The more you use it, the less it’s worth. We all know a car is a depreciating asset. 

BUT, what if you could flip that script?  

Paying cash for a car is a waste of money. Only slightly better is getting a car loan. 

Why?

If I save up to pay cash for a car, that’s money I’m not investing. 

So even if I don’t have a car payment, it still costs me 10% in missed market returns for the price of the car.

If I get a car loan, that’s a little better. Then it’s “only” costing me 6% interest for the car loan.

But I won’t get more in return. 

The car isn’t going to MAKE me money when I sell it. 

So if paying cash and borrowing money are both raw deals, what’s a Financial Zen Master to do?

3 STEPS TO TURN YOUR CAR INTO AN APPRECIATING ASSET

1. CALCULATE YOUR MONTHLY CAR LOAN PAYMENTS

There are plenty of online calculators you can use. Most used car sites have it calculated automatically.

2. SAVE THAT AMOUNT (OR MORE) EVERY MONTH

Make room in your living expenses for the car payment by SAVING that amount first. 

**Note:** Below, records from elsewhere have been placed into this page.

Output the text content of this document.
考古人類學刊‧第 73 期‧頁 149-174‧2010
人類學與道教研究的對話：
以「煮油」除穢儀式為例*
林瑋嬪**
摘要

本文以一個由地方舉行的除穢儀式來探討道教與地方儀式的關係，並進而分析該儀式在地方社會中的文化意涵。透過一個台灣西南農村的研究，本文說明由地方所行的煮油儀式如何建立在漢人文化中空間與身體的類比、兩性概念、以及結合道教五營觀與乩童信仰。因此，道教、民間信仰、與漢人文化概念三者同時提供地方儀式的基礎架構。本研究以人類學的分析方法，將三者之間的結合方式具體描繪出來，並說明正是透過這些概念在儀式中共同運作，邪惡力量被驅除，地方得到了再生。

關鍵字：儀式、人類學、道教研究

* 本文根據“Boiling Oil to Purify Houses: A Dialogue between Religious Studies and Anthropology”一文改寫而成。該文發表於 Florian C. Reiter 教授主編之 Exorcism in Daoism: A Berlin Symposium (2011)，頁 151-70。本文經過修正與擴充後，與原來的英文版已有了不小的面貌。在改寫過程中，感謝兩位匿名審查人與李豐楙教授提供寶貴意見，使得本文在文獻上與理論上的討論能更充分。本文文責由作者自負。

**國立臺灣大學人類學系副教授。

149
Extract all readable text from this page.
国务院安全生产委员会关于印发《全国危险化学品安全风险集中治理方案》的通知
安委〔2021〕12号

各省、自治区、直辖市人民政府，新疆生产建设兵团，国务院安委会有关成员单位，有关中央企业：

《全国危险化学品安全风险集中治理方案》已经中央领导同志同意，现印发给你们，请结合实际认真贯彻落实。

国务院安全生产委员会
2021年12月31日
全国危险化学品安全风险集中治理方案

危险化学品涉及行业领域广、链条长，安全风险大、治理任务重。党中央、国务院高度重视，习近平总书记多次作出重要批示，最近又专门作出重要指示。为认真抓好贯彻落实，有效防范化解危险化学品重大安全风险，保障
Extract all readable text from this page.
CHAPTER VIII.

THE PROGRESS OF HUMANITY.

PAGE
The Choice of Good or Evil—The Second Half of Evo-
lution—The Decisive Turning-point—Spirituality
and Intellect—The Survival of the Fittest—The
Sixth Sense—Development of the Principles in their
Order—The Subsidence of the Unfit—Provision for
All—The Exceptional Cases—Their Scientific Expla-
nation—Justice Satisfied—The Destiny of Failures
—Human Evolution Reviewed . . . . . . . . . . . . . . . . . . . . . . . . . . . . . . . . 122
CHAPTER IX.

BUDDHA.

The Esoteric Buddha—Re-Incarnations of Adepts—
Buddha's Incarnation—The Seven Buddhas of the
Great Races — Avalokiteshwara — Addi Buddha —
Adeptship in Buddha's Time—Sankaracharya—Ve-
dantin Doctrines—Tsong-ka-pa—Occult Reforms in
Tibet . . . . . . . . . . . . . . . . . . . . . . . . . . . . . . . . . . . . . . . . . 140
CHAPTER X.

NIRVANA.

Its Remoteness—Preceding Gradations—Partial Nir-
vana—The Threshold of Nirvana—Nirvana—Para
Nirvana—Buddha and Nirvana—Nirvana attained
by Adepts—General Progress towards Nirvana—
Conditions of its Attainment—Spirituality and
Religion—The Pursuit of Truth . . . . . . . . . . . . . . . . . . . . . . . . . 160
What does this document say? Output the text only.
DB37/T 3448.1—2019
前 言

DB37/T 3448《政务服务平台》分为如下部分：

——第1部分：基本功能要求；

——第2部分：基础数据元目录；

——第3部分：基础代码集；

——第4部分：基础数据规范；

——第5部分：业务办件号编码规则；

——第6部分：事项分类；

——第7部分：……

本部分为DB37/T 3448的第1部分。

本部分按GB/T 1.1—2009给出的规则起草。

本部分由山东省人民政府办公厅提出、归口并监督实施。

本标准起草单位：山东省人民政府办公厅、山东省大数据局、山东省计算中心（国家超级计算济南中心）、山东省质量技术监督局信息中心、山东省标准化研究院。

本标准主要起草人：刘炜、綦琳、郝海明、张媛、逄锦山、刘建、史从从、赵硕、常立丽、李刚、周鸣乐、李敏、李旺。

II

This shouldn’t affect your target Financial Zen Age (or if it does, make sure you do the math and you can live with it.)

3. AFTER SAVING ENOUGH TO PAY CASH, GET A CAR LOAN

The money you saved is now invested in your long-term savings earning 10%ish per year. 

The payments you make on your car loan will cost you 6% interest. 

Your car is now making you 4% for the life of the loan plus 10% for every year you keep it after it’s paid off.

I’m actively doing that right now for my current dream car, a manual-transmission 2014 BMW M5 F10. 

It will be some seriously delayed gratification, but the satisfaction of not wasting my money on a depreciating asset is worth every second of anticipation (and kinda enhances it TBH).